Wump Mucket Puppets pays tribute to Gerry Anderson
Gerry Anderson fans Eleanor Burke (hiding behind a Stingray DVD), Terrence Burke, and Tiernan Burke
Our world begins 2013 (so much for that Mayan calendar!) without a man who’s puppet and science fiction television programs made many boys and girls happy in the 1960’s and 1970’s. British television producer Gerry Anderson passed away on December 26, 2012. His programs featured fantastic futuristic vehicles, realistic looking aircraft, and some cheesy humor too! I became aware of the show Thunderbirds some time in the early 1970’s when I was a boy growing up in the Boston area. I don’t recall exactly how I learned about it, yet I do remember that the television station that broadcast the show (WSMW TV-27) was too far away from where my family lived to watch the show with any form of clarity. Being the A/V club member that I was back then, I figured out that our cousins lived in the broadcast area of TV-27. FAB! When we would visit I would attempt to convince my mother that I “had” to watch this show. Sometimes I was able to convince her of this need, sometimes I would be told to go outside and play with my siblings and cousins.
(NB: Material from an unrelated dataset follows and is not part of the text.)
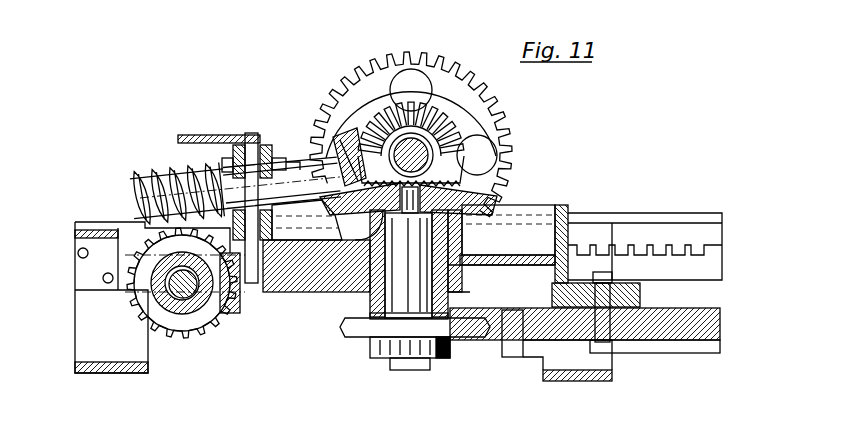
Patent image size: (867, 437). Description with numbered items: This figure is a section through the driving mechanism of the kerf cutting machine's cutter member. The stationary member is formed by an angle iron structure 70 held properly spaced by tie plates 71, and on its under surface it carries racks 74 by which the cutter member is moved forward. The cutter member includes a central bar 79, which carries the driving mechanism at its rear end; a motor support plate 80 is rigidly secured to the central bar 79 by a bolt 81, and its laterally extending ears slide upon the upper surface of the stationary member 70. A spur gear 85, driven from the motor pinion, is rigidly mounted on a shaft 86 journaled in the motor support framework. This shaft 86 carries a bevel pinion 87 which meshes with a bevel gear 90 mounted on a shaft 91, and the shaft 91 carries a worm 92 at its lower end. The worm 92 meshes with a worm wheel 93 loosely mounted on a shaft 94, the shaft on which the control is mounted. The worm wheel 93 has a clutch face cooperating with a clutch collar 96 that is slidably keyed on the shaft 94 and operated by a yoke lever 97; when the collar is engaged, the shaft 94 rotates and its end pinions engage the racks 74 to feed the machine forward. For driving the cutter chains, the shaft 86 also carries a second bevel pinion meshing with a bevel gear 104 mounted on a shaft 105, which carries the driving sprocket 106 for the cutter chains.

From the bits of the program that I could view, I could determine that something remarkable was being broadcast, and it had puppets!
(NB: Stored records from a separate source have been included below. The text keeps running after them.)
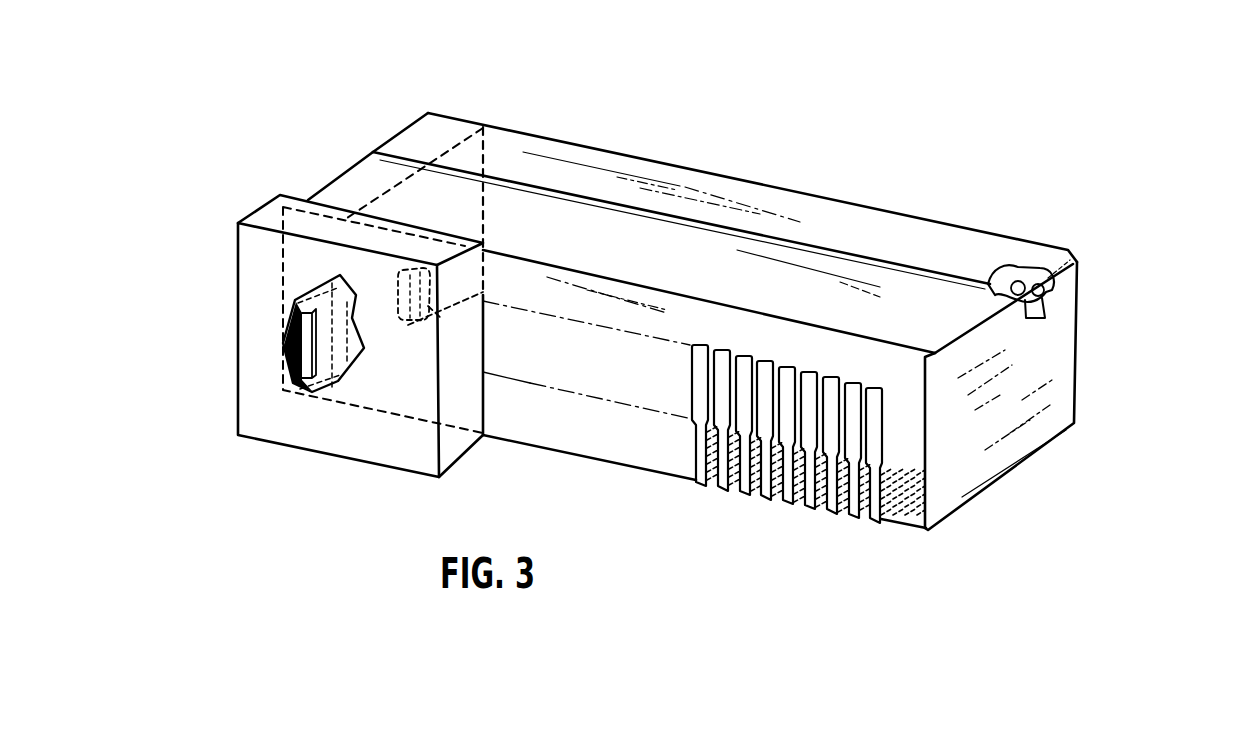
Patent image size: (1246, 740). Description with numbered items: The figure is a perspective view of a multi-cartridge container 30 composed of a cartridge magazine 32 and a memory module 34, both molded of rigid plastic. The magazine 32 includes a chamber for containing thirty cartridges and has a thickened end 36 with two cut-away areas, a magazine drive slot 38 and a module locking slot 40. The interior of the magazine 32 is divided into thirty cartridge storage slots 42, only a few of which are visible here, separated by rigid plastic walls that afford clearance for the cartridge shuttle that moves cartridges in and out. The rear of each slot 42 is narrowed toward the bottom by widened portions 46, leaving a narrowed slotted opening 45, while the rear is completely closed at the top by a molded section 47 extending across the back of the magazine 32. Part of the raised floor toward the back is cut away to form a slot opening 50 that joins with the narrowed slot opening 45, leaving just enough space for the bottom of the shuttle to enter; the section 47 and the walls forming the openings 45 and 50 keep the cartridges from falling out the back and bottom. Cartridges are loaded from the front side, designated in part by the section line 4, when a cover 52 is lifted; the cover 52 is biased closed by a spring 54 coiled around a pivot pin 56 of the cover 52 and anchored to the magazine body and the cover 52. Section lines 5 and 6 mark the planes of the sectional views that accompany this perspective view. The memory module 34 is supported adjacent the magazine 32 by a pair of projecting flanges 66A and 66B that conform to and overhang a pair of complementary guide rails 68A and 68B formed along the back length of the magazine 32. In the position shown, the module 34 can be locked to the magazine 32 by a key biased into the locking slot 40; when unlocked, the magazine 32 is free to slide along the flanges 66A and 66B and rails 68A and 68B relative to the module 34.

The multi-cartridge container 30 is at (806, 185).
The cartridge magazine 32 is at (977, 497).
The memory module 34 is at (462, 468).
The thickened end 36 is at (342, 191).
The magazine drive slot 38 is at (393, 283).
The module locking slot 40 is at (348, 316).
The cartridge storage slots 42 is at (877, 393).
The narrowed slotted opening 45 is at (698, 446).
The widened portions 46 is at (822, 514).
The molded section 47 is at (702, 323).
The slot opening 50 is at (697, 484).
The cover 52 is at (937, 223).
The spring 54 is at (1040, 320).
The pivot pin 56 is at (1025, 316).
The projecting flange 66A is at (486, 243).
The guide rail 68A is at (505, 252).
The projecting flange 66B is at (490, 437).
The guide rail 68B is at (488, 437).
The section line 4- 4 is at (1138, 311).
The section line 5- 5 is at (542, 375).
The section line 6- 6 is at (300, 340).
The future, as seen in 1975
Several years later, in which I was firmly a sci-fi fan, I got word on the playground that a cool new television series was going to be on the air featuring two of the actors from Mission: Impossible (another show I loved). It was 1975 and I was eleven years old when Space: 1999 was launched. I recall that my brothers and I went crazy for this show. We were fans of Star Trek, Voyage To the Bottom of the Sea, Batman, almost anything sci-fi related. Space: 1999 was exactly the show for us, it had lots of spaceships, laser guns, explosions, plus a woman who could change into animals and monsters too! WOW! We would often pretend to be members of Moonbase Alpha in our backyard. Lucky for us, and many other kids, there were a number of toys made to promote the series. Of course, it was a “Space: 1999 Christmas” at our house that year! I do wish I still had those toys. Sadly only a tiny part of my Eagle spaceship has survived from my youth to middle age.
Thank Goodness for DVD
Good thing that the future turned out a little different from how it was depicted on Thunderbirds and Stingray, on those shows everything was saved on magnetic tape! With the invention of digital media adult fans of Gerry Anderson’s programs could now “stand by for action” once again and re-watch the shows that they loved as children. For me many of his older programs were completely new since I was only familiar with Thunderbirds, UFO, and Space: 1999. I have since enjoyed watching the children’s shows on DVDs with my children, who in their own ways have become fans of Stingray (Eleanor) and Thunderbirds (Tiernan). We’ll have to wait a few years before we watch UFO and Space: 1999, as these were adult programs with adult themes and situations.
G'Wazzl wonders if Commander Edward Straker ever encountered a UFO like this
So thank you Gerry Anderson, and all the puppeteers, designers, actors, model makers, and crew who created these FAB-ulous visions of what the future may have looked like. You’ld be happy to know that the shows you made are still entertaining children, and their geeky daddies in the 21st century!